Crâl

Quand la science-fiction retourne aux chasseurs cueilleurs

La science-fiction explore les possibles futurs des humains. Le Chaux-de-Fonnier Alexandre Correa imagine dans « Crâl, » son dernier roman, une tribu survivante d’un Tchernobyl dont les quatre réacteurs auraient explosé en 1986, dévastant la planète.

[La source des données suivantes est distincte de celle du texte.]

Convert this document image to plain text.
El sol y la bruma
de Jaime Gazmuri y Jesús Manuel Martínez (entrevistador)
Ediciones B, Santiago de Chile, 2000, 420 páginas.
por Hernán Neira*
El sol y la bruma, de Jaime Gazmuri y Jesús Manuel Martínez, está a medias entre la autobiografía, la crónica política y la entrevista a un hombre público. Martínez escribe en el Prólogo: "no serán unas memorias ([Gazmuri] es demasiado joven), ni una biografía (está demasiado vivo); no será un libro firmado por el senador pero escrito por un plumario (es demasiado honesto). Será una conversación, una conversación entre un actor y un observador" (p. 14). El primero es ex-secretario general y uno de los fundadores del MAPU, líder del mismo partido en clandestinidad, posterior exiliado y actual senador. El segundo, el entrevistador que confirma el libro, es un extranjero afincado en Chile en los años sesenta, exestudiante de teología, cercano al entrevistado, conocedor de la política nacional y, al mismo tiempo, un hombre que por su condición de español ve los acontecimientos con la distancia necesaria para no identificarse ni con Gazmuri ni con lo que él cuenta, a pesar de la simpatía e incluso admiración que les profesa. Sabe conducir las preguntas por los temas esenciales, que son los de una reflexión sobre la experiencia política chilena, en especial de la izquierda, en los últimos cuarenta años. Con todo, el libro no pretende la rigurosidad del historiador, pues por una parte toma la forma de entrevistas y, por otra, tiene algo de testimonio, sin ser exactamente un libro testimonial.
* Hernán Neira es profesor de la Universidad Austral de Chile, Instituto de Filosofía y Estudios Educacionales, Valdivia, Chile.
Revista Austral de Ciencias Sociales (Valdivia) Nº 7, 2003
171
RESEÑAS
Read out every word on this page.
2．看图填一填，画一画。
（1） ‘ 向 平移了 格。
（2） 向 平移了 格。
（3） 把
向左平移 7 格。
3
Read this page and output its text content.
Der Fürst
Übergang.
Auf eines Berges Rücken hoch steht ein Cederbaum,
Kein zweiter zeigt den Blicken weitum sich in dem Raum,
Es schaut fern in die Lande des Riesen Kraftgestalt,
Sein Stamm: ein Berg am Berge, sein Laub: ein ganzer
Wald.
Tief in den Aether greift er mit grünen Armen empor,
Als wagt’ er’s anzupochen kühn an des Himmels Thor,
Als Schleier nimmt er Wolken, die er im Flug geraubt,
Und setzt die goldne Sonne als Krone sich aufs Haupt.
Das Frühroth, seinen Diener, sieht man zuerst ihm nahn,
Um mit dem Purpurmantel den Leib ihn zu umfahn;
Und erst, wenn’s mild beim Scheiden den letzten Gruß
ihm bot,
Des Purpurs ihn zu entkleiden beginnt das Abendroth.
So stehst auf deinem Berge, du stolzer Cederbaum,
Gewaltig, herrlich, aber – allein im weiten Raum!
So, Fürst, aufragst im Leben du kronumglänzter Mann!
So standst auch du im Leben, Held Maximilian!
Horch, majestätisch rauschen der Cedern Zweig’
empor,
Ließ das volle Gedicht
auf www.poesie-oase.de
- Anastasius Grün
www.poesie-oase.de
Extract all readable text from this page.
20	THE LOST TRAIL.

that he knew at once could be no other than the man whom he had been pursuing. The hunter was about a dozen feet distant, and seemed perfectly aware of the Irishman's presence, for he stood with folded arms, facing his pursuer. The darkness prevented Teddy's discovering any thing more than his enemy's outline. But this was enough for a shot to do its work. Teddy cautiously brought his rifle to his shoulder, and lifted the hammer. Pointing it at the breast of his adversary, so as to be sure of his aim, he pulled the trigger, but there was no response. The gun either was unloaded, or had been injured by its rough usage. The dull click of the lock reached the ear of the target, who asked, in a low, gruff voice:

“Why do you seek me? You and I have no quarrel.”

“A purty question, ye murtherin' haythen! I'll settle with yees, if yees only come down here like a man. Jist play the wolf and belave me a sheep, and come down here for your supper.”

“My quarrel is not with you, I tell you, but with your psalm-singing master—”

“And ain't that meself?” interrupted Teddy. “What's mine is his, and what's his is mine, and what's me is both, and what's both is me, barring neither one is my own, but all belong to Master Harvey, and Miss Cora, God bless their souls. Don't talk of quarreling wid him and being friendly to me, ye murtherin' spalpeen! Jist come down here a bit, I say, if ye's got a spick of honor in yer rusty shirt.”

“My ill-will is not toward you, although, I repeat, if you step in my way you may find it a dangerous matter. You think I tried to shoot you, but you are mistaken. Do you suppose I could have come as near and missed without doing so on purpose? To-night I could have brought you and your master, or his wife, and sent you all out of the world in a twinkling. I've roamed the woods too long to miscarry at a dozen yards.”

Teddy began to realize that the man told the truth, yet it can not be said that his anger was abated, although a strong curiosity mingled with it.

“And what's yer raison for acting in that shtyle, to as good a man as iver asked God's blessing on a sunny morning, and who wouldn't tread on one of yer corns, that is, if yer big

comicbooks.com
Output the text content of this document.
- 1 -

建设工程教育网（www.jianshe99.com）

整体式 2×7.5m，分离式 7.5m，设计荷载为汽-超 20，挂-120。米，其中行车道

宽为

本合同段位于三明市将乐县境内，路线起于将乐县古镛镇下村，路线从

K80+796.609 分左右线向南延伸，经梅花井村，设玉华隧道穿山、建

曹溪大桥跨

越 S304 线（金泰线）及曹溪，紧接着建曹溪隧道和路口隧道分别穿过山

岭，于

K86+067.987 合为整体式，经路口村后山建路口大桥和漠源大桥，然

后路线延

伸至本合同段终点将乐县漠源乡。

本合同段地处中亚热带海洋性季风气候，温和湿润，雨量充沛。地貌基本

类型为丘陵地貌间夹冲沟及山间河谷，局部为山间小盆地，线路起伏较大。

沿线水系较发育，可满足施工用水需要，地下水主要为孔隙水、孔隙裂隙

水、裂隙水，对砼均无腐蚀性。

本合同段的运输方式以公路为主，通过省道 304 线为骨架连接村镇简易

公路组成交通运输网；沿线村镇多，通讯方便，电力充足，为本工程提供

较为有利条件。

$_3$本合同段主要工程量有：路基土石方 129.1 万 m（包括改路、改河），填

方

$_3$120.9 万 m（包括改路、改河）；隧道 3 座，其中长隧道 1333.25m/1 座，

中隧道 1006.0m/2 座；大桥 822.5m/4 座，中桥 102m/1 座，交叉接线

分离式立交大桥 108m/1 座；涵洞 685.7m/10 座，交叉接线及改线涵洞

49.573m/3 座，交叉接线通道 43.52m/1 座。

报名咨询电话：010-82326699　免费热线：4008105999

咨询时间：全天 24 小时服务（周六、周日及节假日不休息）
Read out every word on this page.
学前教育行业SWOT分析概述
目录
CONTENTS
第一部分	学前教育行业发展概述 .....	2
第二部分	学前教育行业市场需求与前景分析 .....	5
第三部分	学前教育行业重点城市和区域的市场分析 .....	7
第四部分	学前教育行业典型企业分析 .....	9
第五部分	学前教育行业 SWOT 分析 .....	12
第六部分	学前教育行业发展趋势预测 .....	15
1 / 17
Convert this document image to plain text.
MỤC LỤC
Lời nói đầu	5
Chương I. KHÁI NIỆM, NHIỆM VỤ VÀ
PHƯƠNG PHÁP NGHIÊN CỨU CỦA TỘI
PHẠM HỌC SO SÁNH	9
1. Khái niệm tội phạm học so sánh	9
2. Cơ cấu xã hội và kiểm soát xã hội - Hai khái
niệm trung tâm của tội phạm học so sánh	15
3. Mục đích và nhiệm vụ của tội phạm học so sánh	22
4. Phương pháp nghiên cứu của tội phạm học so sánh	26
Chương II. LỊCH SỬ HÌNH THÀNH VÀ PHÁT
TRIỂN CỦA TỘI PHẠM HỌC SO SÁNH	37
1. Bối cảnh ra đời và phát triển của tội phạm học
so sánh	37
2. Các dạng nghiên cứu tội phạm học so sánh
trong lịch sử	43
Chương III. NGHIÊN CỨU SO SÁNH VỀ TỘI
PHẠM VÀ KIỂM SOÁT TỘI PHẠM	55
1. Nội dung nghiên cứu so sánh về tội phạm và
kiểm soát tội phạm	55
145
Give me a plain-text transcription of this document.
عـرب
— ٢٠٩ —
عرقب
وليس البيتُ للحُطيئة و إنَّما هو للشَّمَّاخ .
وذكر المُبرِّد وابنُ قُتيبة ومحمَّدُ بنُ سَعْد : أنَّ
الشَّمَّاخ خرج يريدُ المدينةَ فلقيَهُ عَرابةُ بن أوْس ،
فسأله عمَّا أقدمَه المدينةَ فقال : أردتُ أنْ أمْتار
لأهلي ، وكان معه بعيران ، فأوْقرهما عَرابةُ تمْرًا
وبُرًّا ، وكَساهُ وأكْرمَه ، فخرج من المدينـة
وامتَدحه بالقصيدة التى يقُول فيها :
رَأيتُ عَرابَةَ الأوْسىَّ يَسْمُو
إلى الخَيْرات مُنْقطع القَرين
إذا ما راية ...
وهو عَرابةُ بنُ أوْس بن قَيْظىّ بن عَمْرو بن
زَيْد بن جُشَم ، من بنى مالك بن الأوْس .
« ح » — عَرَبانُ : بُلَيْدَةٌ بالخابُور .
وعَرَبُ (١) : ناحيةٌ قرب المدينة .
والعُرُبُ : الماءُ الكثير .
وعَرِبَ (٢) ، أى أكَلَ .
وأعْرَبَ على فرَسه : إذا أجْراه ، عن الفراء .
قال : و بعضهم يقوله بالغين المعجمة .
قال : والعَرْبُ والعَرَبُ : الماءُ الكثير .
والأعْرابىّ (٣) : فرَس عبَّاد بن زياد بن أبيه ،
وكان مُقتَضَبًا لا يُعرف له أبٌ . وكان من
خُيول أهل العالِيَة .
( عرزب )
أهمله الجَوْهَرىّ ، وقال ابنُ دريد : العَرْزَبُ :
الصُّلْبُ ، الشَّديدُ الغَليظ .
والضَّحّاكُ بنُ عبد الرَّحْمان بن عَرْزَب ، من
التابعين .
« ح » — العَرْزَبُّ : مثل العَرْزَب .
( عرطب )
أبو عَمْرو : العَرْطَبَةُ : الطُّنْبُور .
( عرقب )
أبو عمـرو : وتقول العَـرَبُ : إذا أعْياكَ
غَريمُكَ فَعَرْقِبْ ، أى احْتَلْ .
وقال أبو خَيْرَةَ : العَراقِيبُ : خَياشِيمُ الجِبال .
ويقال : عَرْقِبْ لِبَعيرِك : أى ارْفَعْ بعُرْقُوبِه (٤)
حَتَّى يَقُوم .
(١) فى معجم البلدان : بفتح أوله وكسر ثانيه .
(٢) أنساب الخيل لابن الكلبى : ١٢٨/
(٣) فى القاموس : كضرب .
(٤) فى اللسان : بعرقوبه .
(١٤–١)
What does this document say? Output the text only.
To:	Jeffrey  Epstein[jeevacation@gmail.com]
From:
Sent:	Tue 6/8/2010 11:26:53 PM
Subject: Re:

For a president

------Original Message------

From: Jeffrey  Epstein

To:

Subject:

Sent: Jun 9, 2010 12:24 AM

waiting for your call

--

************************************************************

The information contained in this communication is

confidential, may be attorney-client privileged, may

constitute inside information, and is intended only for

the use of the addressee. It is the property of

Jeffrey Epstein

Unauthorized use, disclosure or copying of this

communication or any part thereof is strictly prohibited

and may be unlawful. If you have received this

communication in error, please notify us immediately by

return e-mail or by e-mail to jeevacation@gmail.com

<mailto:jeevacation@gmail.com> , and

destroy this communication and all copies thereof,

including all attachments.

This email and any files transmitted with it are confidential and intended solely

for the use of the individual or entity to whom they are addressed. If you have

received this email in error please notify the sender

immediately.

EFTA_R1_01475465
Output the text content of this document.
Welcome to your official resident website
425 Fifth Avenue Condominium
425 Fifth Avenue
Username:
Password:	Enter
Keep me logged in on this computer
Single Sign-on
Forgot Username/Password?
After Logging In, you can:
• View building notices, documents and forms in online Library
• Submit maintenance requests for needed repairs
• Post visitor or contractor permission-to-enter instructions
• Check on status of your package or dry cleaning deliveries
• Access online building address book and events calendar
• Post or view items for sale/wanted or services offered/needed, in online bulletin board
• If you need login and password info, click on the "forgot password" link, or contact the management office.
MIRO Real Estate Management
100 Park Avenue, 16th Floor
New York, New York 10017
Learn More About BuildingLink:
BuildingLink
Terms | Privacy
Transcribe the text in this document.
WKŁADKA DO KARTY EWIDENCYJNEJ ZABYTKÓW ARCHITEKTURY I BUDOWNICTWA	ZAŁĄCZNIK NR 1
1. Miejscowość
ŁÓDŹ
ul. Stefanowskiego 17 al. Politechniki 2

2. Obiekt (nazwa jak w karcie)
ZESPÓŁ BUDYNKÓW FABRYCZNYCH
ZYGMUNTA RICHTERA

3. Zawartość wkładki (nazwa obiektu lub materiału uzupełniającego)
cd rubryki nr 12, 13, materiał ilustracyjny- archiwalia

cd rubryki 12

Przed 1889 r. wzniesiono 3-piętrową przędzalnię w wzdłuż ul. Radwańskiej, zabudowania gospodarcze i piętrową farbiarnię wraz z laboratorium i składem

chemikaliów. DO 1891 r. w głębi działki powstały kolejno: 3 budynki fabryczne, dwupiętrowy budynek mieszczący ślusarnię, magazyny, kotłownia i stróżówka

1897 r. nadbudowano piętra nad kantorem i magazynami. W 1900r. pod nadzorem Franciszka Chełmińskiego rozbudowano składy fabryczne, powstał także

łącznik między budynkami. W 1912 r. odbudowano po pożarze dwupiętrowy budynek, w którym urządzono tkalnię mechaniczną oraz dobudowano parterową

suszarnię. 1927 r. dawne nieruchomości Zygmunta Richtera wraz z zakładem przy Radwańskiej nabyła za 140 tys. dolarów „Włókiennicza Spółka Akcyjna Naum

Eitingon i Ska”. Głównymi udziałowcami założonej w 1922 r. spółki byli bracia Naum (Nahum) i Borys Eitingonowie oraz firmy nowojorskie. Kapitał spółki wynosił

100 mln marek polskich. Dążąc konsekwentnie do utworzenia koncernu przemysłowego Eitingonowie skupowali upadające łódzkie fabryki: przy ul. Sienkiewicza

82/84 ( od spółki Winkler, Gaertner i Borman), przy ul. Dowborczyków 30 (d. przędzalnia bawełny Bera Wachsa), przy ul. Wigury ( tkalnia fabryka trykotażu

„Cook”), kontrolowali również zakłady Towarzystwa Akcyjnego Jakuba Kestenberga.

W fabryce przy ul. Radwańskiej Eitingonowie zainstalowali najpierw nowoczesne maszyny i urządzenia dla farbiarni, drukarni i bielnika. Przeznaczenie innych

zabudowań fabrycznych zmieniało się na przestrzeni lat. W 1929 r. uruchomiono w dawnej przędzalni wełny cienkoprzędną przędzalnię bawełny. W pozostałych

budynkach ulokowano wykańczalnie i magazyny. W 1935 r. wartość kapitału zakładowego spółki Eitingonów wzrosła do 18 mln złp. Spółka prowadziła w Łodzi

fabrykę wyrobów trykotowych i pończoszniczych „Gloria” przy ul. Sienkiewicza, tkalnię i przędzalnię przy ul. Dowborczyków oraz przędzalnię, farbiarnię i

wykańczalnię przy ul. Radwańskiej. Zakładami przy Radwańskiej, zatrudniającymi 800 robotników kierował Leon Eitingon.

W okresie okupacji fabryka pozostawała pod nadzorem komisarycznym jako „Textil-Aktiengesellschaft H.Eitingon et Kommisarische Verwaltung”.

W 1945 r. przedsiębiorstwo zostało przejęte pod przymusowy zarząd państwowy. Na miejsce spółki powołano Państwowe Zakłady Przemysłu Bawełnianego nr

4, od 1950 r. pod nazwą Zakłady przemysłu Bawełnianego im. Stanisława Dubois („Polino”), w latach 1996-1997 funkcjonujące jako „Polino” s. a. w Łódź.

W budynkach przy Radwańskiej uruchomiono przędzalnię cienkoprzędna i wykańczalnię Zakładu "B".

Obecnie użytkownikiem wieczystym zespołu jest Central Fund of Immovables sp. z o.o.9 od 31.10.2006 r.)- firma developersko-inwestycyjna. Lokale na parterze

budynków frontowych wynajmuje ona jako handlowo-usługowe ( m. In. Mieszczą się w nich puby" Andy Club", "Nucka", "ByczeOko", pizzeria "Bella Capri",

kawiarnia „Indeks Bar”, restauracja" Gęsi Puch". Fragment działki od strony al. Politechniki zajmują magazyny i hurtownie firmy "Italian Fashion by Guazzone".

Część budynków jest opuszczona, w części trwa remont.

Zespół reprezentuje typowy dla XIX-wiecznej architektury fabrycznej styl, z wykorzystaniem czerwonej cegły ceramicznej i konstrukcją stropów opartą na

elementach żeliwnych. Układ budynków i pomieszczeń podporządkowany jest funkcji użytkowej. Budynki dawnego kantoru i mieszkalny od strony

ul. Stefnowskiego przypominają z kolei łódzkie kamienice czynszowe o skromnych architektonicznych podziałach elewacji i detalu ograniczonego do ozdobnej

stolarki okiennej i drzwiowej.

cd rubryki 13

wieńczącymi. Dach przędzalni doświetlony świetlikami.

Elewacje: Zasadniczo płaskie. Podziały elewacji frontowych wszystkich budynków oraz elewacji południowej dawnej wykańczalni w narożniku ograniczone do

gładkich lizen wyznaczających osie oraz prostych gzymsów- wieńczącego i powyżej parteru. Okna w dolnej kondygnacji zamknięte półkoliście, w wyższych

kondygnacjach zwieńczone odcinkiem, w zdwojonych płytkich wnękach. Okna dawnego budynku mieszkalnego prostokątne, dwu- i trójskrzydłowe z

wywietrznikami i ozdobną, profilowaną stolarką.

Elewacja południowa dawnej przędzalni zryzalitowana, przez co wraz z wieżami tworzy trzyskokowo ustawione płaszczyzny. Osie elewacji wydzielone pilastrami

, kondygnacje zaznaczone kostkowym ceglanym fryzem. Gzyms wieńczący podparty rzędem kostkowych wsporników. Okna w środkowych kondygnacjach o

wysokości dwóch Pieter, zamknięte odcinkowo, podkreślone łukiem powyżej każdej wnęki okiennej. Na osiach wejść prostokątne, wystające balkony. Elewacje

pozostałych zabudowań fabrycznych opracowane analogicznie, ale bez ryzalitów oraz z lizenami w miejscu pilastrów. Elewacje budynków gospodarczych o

Des dizaines de milliers d’années plus tard, une tribu erre, à la recherche des « terres parfaites », où elle pourra se sédentariser. Ces nouveaux chasseurs-cueilleurs suivent aveuglément Tata Gué, une sage qui les conduit contre vents et marées. Pour la tribu, elle sait où elle va, traversant des plaines, des montagnes, affrontant au fil des mois, toutes les météos, tous les dangers. La tribu lui voue une confiance absolue, sauf le jeune Crâl, qui lui pose des questions sur ce voyage qu’il devine absurde. Tata Gué réalise qu’il sera le prochain guide : il comprend la vie, la nature, il se fond en elles naturellement. Comme Tata Gué, il consomme des champignons et des boissons fermentées qui lui permettent d’appréhender les subtilités de l’existence. Plus le temps passe, plus Crâl entrevoit combien il est différent des autres. Seule la petite Binda, une enfant aussi lucide que Tata Gué et Crâl, échappe à la médiocrité ambiante. Elle sait, elle, que Crâl, un jour, partira seul.

Chemin faisant, la tribu croise des chiens sauvages. Ils ne sont plus soumis à l’homme. Agressé par l’un d’eux, Crâl perd un doigt, mais sauve sa vie en le tuant et, par respect pour l’animal, lui dresse une tombe, lui offrant le doigt arraché lors de la bagarre. 

Rejoignant un abri de fortune qui fut jadis une station-service, la tribu découvre des fragments de métaux, boîtes de conserve, fourchette, débris de l’humanité disparue. Très excité, chacun des membres les transforme en armes et autres objets qui leur semblent soudain indispensables. Crâl désapprouve, refusant de se charger d’ustensiles qui ne font qu’encombrer. À la mort de Tata Gué, blessée lors d’une bataille contre un autre clan qui convoite les objets de la tribu, Crâl se sent obligé d’occuper sa place. Il s’acquittera de son devoir, s’arrêtant un jour dans une vallée qui lui paraît accueillante. Il se met alors à peindre avec des matériaux naturels. Aussitôt, il est imité par des membres de la tribu. Il sait désormais qu’il doit disparaître, son mental ne s’accorde plus aux envies des siens. La petite Binda est heureuse de sa décision.

Alexandre Correa est un auteur majeur de Suisse romande, l’un de ceux dont on parle peu : doué, imprévisible, évitant les chapelles et toute forme d’élitisme, il suit son chemin personnel, se moquant des étiquettes et de la bien-pensance. Son écriture, particulièrement ciselée dans une apparente simplicité, vagabonde entre la philosophie et la littérature. Baguenauder dans ses livres, c’est ramasser des claques à chaque coin de page. À travers ses récits, l’auteur chaux-de-fonnier pose des questions essentielles concernant notre monde en décomposition. 

Entre science-fiction, fantastique, réalité décomposée, Correa réinvente le Nouveau roman à sa sauce : pas d’émotionnel, sécheresse des phrases qui n’en sont que plus frappantes d’efficacité. Comme ses précédents livres, « Crâl » est à nouveau un morceau d’anthologie à lire et à relire.

Alexandre Correa : « Crâl », Ed. Torticolis et Frères, La Chaux-de-Fonds, 197 p. Ill.